After completion of the trimming, in step ST5 the conductor is formed, by printing and drying, between the common electrodes P.sub.1 and P.sub.6. As a result, the terminals P.sub.1 and P.sub.6 is electrically bridged, by which the circuit of the network resistor becomes identical to the FIG. 2 circuit.

Subsequently, in step ST6, the overcoat is formed by printing and baking. Then, in step ST7, the substrate is broken along the lines extending in the longitudinal direction of the network resistors to produce bar-shaped substrates, and the side-face electrodes for the respective electrodes are formed. Finally, the bar-shaped substrate is broken to respective network resistors.

It is not always required that the conductor (24 in FIG. 4) be covered with the overcoat. However, if the conductor 24 is covered with the overcoat, the bridging portion can be protected and it can be avoided that steps are formed at the overlapping portions of the electrode conductor pattern and the conductor 24.

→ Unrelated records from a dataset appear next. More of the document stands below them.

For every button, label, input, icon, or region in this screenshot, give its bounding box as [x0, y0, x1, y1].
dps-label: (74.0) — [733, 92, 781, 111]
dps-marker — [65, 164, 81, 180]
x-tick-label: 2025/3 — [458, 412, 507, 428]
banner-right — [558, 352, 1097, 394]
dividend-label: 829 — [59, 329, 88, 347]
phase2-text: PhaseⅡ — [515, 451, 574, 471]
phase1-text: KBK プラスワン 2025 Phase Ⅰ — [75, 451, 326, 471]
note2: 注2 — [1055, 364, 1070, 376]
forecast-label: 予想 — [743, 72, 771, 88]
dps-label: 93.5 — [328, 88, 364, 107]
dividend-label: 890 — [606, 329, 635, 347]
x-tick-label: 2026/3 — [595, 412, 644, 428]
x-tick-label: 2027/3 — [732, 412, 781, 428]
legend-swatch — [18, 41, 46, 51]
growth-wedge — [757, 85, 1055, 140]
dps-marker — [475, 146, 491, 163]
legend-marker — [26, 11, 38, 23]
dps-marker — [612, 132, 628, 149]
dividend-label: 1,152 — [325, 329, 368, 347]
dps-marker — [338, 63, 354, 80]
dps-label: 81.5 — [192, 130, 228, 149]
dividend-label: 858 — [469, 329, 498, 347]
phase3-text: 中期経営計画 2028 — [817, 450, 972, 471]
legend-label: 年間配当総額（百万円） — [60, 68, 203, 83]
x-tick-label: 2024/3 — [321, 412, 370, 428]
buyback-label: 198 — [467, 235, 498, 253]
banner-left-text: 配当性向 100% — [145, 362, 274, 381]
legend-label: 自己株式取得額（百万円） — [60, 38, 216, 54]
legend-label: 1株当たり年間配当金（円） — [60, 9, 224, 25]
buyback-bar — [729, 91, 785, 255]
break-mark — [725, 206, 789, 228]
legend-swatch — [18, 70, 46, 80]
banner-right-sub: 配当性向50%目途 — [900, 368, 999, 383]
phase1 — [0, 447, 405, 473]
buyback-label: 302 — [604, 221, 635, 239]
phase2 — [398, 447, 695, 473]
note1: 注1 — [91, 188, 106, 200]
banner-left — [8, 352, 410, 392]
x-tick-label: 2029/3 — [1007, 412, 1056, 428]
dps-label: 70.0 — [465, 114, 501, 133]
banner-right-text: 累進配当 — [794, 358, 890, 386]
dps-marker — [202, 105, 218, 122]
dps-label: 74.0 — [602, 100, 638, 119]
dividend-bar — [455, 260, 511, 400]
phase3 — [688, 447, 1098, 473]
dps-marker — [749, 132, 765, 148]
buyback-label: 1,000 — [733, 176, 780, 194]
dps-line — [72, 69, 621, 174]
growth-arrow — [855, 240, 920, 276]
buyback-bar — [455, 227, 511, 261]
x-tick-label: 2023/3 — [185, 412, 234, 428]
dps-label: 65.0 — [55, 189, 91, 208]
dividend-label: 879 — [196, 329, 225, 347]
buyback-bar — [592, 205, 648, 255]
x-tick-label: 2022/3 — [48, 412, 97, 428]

If the overcoat (usually made of glass) and the side-face electrodes are of a resin-type, the conductor 24 can also be made of a resin-based material, for instance, a Ag-added epoxy resin. Since these resin materials can be set at a low temperature (not more than 400.degree. C., preferably not more than 200.degree. C.), there exist no high-temperature steps after the laser trimming (ST4). Therefore, the variation of the resistance values after the trimming is very slight, making it possible to provide highly accurate network resistors.

Although the above description is made of the network resistor as an example, the invention can also be applied to other composite electronic parts such as a hybrid IC.

According to the invention, an appropriate portion of the common electrodes is opened in forming the electrodes on the substrate, and the respective circuit elements are trimmed in this state. After completion of the trimming, the conductor is formed to bridge the open portion of the common electrodes. Therefore, the measurement for trimming can be performed without changing the state of the substrate, and defects of the side-face electrodes can be prevented. Since the adjacent composite parts are connected to each other, the substrate can be utilized efficiently. Further, the trimming of the respective circuit elements can be performed accurately while a sufficient the pad area for connection of the laser trimming measurement probe is secured.

Claims

1. A chip-type composite electronic part comprising:

a substrate;

a plurality of circuit elements, including a plurality of common electrodes and a plurality of individual electrodes, formed on the substrate, at least one of the common electrodes having a disconnected portion preventing a parallel circuit connection between another common electrode and at least some of the plurality of circuit elements; and

a conductor formed at the disconnected portion of the at least one common electrode, for bridging the disconnected portion.

2. The chip-type composite electronic part of claim 1, wherein the chip-type composite electronic part is a network resistor.

3. The chip-type composite electronic part of claim 1, further comprising an overcoat formed over a predetermined area on the substrate including the conductor.

4. The chip-type composite electronic part of claim 1, further comprising an overcoat formed over a predetermined area on the substrate and side-face electrodes formed on side faces of the substrate connected to the respective common and individual electrodes, wherein the conductor, overcoat and side-face electrodes are made of a resin-based material.